Em outubro, Anderson visitou o templo sede da IEADPE, no bairro de Santo Amaro, no Recife, para prestigiar o aniversário do pastor Ailton José Alves e foi afagado por membros e líderes da denominação, sendo até referenciado como “um irmão que sempre ajudou a igreja, mesmo sem receber qualquer pedido”.
“Se Anderson consegue amarrar o apoio da IEADPE, ele sai com força suficiente para disputar o cargo que quiser, porque ele conseguiria congregar os apoios das maiores vertentes assembleianas do Estado, a saber os ministérios Abreu e Lima, Madureira e Novas de Paz, além da própria IEADPE”, diz a cientista política Priscila Lapa, professora da Faculdade de Ciências Humanas de Olinda (Facho).
“Sem contar que ele ainda consegue sair da bolha religiosa, como mostra sua eleição, reeleição e avaliação em Jaboatão”, completa.

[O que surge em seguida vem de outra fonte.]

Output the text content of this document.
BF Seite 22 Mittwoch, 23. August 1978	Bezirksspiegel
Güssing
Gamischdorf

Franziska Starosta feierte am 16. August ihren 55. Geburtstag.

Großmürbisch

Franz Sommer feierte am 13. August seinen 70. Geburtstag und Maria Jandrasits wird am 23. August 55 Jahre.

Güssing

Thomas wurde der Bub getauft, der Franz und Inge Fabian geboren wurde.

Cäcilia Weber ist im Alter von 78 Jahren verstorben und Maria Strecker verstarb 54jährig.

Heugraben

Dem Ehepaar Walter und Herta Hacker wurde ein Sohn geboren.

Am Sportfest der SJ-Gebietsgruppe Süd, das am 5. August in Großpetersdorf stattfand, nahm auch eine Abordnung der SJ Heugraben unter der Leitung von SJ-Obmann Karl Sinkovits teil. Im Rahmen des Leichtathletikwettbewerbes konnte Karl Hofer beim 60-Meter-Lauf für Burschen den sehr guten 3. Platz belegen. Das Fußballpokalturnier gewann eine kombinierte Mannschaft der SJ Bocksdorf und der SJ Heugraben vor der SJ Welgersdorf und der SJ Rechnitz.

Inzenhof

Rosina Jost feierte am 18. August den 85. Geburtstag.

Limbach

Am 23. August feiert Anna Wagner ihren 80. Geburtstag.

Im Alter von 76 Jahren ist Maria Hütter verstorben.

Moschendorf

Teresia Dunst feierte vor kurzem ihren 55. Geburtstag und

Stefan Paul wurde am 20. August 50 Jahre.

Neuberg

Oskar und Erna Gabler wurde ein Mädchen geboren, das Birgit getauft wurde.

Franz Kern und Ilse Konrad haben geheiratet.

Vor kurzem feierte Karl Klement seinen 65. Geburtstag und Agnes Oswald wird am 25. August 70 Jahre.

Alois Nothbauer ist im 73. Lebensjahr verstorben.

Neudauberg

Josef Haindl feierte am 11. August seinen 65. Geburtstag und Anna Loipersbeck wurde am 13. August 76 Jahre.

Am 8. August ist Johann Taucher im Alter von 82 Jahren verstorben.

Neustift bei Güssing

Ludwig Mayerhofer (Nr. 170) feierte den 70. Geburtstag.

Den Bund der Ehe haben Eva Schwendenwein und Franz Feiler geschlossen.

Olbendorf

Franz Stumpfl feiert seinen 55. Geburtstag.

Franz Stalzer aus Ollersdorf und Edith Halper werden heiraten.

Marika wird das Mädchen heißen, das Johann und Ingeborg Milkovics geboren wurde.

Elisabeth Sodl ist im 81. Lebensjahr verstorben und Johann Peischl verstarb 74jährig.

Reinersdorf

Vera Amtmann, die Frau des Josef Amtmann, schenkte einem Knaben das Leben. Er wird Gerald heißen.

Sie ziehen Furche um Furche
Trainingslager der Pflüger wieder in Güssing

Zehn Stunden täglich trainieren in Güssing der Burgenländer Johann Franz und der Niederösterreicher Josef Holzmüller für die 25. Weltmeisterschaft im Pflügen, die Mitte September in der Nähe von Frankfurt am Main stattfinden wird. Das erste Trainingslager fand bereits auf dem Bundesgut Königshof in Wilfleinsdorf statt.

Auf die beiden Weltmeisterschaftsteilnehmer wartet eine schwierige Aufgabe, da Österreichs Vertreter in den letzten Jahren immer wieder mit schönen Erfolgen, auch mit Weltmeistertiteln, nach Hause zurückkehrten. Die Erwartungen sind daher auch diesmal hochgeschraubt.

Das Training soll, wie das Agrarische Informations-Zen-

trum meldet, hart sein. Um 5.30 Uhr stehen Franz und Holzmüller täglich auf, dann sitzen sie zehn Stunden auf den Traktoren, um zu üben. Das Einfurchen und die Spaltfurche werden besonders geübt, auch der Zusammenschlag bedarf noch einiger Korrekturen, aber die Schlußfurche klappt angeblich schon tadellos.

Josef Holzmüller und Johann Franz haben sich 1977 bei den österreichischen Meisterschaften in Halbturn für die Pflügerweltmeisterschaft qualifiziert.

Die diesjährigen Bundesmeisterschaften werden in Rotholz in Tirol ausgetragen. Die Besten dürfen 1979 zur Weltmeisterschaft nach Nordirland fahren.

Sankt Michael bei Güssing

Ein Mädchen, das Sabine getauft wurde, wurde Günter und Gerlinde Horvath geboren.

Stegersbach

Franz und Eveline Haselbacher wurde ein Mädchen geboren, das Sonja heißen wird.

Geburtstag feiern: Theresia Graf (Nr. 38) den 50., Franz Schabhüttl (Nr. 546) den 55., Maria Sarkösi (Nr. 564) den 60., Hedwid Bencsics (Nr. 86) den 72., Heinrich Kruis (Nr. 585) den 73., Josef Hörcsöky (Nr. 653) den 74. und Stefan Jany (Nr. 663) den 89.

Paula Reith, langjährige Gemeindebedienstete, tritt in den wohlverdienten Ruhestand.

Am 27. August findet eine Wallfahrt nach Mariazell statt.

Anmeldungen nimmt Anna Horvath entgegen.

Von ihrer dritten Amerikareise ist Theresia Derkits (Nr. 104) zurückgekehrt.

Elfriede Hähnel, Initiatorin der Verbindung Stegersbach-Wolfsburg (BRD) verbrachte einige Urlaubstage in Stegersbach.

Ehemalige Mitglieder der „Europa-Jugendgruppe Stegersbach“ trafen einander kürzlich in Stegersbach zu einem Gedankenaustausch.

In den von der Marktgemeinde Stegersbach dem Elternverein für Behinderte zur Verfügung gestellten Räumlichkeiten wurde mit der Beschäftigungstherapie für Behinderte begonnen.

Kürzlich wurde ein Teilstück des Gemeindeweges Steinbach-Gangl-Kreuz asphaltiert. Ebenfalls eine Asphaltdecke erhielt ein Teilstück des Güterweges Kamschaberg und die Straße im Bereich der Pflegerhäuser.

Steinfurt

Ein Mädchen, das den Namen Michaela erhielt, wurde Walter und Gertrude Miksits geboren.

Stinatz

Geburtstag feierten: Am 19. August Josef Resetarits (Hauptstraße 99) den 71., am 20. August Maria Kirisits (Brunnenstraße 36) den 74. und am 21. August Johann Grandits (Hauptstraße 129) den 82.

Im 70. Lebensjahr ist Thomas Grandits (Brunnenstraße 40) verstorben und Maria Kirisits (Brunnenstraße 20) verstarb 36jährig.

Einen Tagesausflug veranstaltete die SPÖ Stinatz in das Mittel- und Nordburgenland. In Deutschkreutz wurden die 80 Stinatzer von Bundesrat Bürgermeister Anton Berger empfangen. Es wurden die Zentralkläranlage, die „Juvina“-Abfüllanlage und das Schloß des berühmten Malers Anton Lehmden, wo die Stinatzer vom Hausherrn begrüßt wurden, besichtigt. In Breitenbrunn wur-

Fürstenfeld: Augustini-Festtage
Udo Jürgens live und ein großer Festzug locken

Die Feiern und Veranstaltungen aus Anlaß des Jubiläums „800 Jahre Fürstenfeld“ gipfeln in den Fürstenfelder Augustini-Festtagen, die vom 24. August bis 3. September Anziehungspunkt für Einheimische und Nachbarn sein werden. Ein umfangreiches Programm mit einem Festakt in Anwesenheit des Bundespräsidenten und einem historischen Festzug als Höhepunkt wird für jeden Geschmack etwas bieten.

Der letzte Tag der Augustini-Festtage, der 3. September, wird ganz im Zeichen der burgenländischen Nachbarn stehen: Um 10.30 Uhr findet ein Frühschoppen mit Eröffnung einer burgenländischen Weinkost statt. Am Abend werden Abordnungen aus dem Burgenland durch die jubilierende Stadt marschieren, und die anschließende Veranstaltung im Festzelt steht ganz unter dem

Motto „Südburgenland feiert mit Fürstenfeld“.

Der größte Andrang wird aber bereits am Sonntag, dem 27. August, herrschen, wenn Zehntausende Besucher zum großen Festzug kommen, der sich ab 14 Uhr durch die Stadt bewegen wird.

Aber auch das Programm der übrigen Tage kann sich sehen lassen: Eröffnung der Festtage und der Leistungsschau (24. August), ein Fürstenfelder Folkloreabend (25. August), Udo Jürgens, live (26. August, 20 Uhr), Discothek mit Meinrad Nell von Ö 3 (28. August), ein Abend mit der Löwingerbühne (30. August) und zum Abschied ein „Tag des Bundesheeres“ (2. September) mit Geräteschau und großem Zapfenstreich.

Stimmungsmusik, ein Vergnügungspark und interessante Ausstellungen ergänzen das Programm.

O mestre em Teologia e doutorando em Ciências da Religião Liniker Xavier, que estuda a relação entre política e as igrejas evangélicas, diverge de Priscila e relembra as derrotas eleitorais da IEADPE nas eleições municipais. Ele também pontua o perfil pragmático do eleitor brasileiro, do qual os evangélicos não são excluídos.
“O apoio das principais vertentes assembleianas de Pernambuco, para 2022, não será o fator decisivo, porque a piora nos indicadores sociais pode levar o fiel evangélico a ser mais pragmático e colocar a fé como fator secundário diante de um cenário de incertezas”, pontua. “Além disso, a IEADPE já não pode oferecer tantas garantias por ter saído enfraquecida das eleições municipais. Os principais nomes da denominação foram derrotados nas eleições de 2020”, conclui.